Circolare 6 dicembre 2004

(Gu 13 dicembre 2004 n. 291)

Affidamento in house del servizio idrico integrato

 

Alle

Regioni, Province e Comuni

 

Alle

Autorità d'ambito

 

Ai

Gestori del servizio idrico integrato

 

La società di gestione a capitale interamente pubblico, introdotta con l'articolo 14 del decreto-legge n. 269 del 30 settembre 2003, convertito nella legge 24 novembre 2003, n. 326, e contemplata alla lettera c) del comma 5 del novato articolo 113 del Testo unico sull'ordinamento degli enti locali approvato con decreto legislativo 18 agosto 2000, n. 267, rappresenta una forma gestionale innovativa le cui modalità di costituzione, operatività e funzionalità, in adeguamento alla cornice normativa esistente in materia societaria, sono disciplinate dalla presente circolare, nella quale sono definite le condizioni essenziali e non eludibili per ricorrere all'affidamento con le suddette modalità e per rispettare i principi di diritto comunitario.

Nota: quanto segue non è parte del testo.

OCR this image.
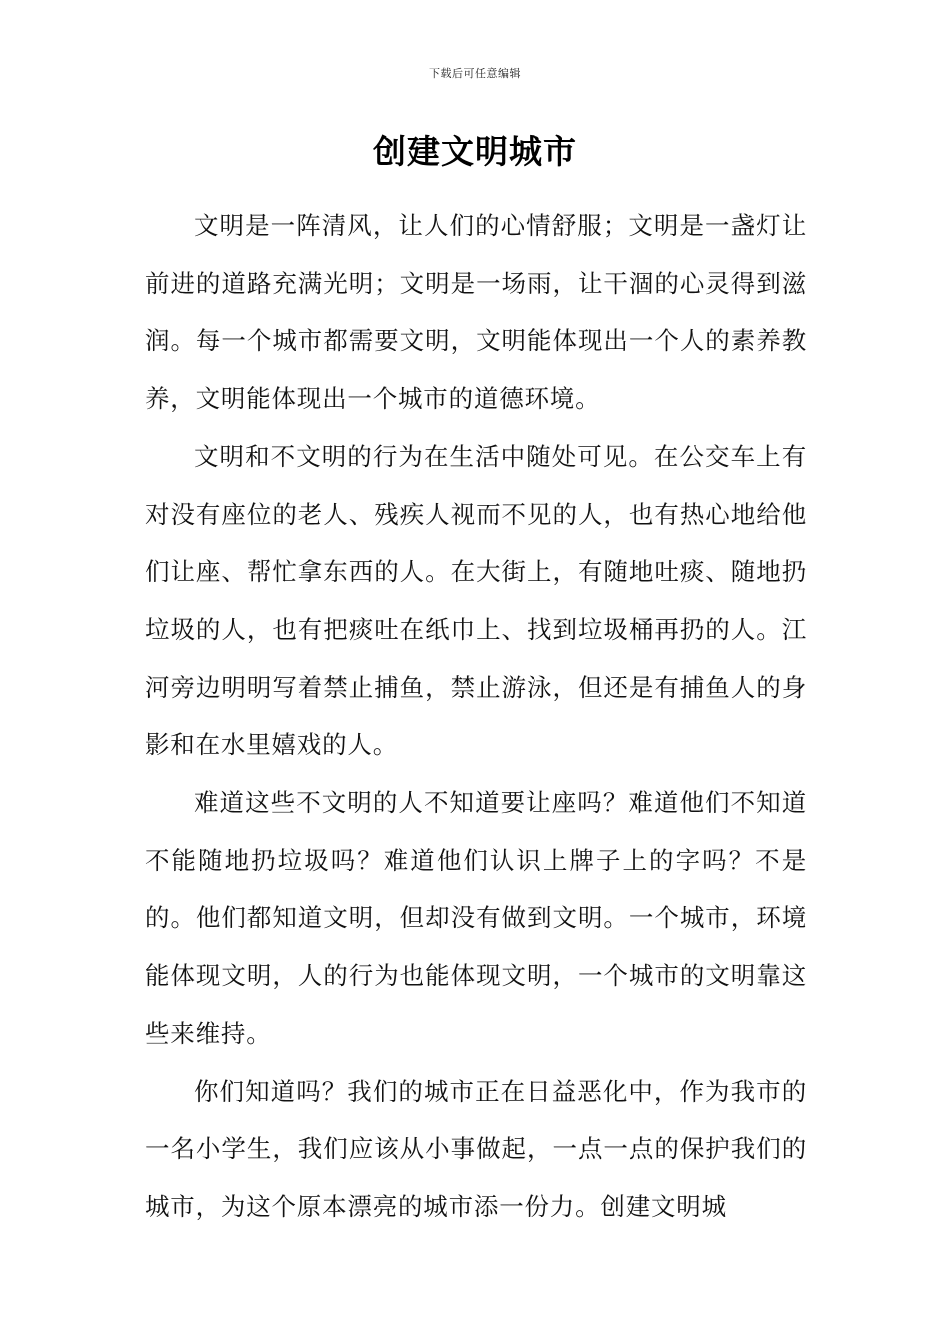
下载后可任意编辑
创建文明城市

文明是一阵清风，让人们的心情舒服；文明是一盏灯让前进的道路充满光明；文明是一场雨，让干涸的心灵得到滋润。每一个城市都需要文明，文明能体现出一个人的素养教养，文明能体现出一个城市的道德环境。

文明和不文明的行为在生活中随处可见。在公交车上有对没有座位的老人、残疾人视而不见的人，也有热心地给他们让座、帮忙拿东西的人。在大街上，有随地吐痰、随地扔垃圾的人，也有把痰吐在纸巾上、找到垃圾桶再扔的人。江河旁边明明写着禁止捕鱼，禁止游泳，但还是有捕鱼人的身影和在水里嬉戏的人。

难道这些不文明的人不知道要让座吗？难道他们不知道不能随地扔垃圾吗？难道他们认识上牌子上的字吗？不是的。他们都知道文明，但却没有做到文明。一个城市，环境能体现文明，人的行为也能体现文明，一个城市的文明靠这些来维持。

你们知道吗？我们的城市正在日益恶化中，作为我市的一名小学生，我们应该从小事做起，一点一点的保护我们的城市，为这个原本漂亮的城市添一份力。创建文明城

La principale peculiarità che caratterizza la suddetta società e che la distingue rispetto alle altre società di diritto privato regolate dal codice civile, risiede nella legittimazione a diventare soggetto affidatario del servizio idrico integrato senza propedeutica gara europea ad evidenza pubblica idonea all'individuazione del concessionario ai sensi dell'articolo 20 della legge 5 gennaio 1994, n. 36, e del decreto del Ministro dell'ambiente e della tutela del territorio Dm 22 novembre 2001.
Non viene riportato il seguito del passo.